Offered by Tobogan Antiques
Signed on the dial A. Beurdeley Paris
Mechanism signed J LEFEBVRE FILS PARIS
Rare Louis XVI style clock in gilded and patinated chiseled bronze and white marble. In the form of an arched pediment, it is decorated with four Cupids, two carrying a garland of flowers highlighting the dial, and two others symbolizing the coronation of Science. The molded base in white marble, with a double recess, is decorated with a ribboned torus, a frieze of ribboned oak leaves and interlacing, and rests on six flattened ball feet.
Related work :
In 1774, the bronze-caster Robert Osmond (1711-1789) designed a first model known as “architectural drawing” illustrating The Coronation of Science. Also called The Children of France, it is decorated with a putti crowning a young girl drawing with a compass and delivered to Versailles by Lépine, clockmaker to the King since 1762, for the apartment of Madame Royale in the Princes’ Wing, on December 28, 1778. (see photo attached)

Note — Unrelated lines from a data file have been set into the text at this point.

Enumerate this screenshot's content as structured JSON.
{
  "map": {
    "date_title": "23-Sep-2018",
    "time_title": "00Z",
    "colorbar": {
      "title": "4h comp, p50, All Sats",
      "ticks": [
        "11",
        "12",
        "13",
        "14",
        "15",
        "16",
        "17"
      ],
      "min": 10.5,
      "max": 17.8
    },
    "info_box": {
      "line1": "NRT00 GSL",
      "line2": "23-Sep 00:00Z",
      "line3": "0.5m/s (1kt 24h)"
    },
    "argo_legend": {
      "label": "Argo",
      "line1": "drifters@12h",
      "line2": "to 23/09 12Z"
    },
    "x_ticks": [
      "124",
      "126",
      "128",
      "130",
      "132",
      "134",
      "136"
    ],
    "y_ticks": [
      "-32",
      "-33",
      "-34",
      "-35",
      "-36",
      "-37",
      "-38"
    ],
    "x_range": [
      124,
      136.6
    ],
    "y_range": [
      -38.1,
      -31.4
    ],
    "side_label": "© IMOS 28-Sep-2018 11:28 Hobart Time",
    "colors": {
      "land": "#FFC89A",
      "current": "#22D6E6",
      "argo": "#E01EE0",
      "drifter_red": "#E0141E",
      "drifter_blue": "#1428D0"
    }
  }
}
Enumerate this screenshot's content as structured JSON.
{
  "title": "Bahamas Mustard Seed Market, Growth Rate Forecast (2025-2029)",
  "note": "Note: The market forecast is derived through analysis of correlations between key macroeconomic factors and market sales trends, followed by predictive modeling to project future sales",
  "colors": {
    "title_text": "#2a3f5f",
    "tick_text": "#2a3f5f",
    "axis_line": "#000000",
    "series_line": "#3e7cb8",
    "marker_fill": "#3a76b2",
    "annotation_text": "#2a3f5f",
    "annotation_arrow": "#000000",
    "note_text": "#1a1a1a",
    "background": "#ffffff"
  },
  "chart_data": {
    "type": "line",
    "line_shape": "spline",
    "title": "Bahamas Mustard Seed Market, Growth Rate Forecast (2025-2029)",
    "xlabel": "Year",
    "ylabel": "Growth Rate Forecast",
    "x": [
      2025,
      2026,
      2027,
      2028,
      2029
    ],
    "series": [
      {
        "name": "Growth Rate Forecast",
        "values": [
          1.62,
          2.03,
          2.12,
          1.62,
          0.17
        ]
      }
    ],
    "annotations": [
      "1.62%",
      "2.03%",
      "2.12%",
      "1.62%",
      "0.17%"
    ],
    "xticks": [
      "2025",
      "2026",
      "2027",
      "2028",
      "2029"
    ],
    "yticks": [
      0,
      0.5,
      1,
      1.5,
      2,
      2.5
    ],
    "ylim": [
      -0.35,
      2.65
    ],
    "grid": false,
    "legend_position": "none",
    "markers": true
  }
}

This clock is described in the inventory of Versailles clocks from 1787, in the Clock Cabinet of the King’s apartments at Versailles : « 1. Une pendule de cheminée à chapiteau en bronze doré d’or moulu portée sur socle de marbre noir garni de frises à a grecque, les ornements de cette boette sont désignés par deux enfants assis sur l’entablement portant le chapiteau en forme de support, surmontée de deux génies dont l’un est couronné par l’autre, h. de 19 po. Sur 19 po ? 9 l. de large, par Charles Le Roy »
This clock is inspired by the plate 77 of Osmond’s collection of drawings entitled : Pièce à portail grande Architecture avec 1 génie, vers 1775 (see photo attached).
Another version of this clock by the bronze-caster Osmond, described as a cartonnier clock and closer to the model executed by Beurdeley, and reproduced in Vergoldete Bronzen P. Pröschel and H. Ottomeyer, Munich 1986, vol. I, page 229, fig. 4. 1. 9., is kept at the Musée Jacquemart André (see photo attached).
Biography :
In 1875, Alfred-Emmanuel Beurdeley (1847-1919) was at first assistant to and later succeeded his father Louis-Auguste Beurdeley, one of the main cabinet-makers of the Second Empire, specialising in XVIIIth century furniture. Louis-Auguste was the star whenever he exhibited and was “most favored by the royal and imperial families”. Although he produced the same kind of works of art as his father, Alfred Beurdeley was also a very well-known art collector and a skilled bronze sculptor. With Dasson, Grohé, Sauvresy and Fourdinois, the most famous artists of the period, he took part in the 1878 Universal Exhibition and won the gold medal. Crowned with glory he went so far as to open a shop in New York. His participation in the 1883 Amsterdam Universal Exhibition drew considerable attention to his work and “Alfred Beurdeley, Fabricant de bronzes d’art” was then awarded the Ordre National de la Legion d’Honneur, France’s hightest official mark of recognition. He thus won the respect of both the government and contemporary art critics. His last presentation was during the 1889 Universal and International Exhibition, when the director of the Exhibition wrote in his report : “The talent of Mr Beurdeley is self evident when one inspects his furniture.”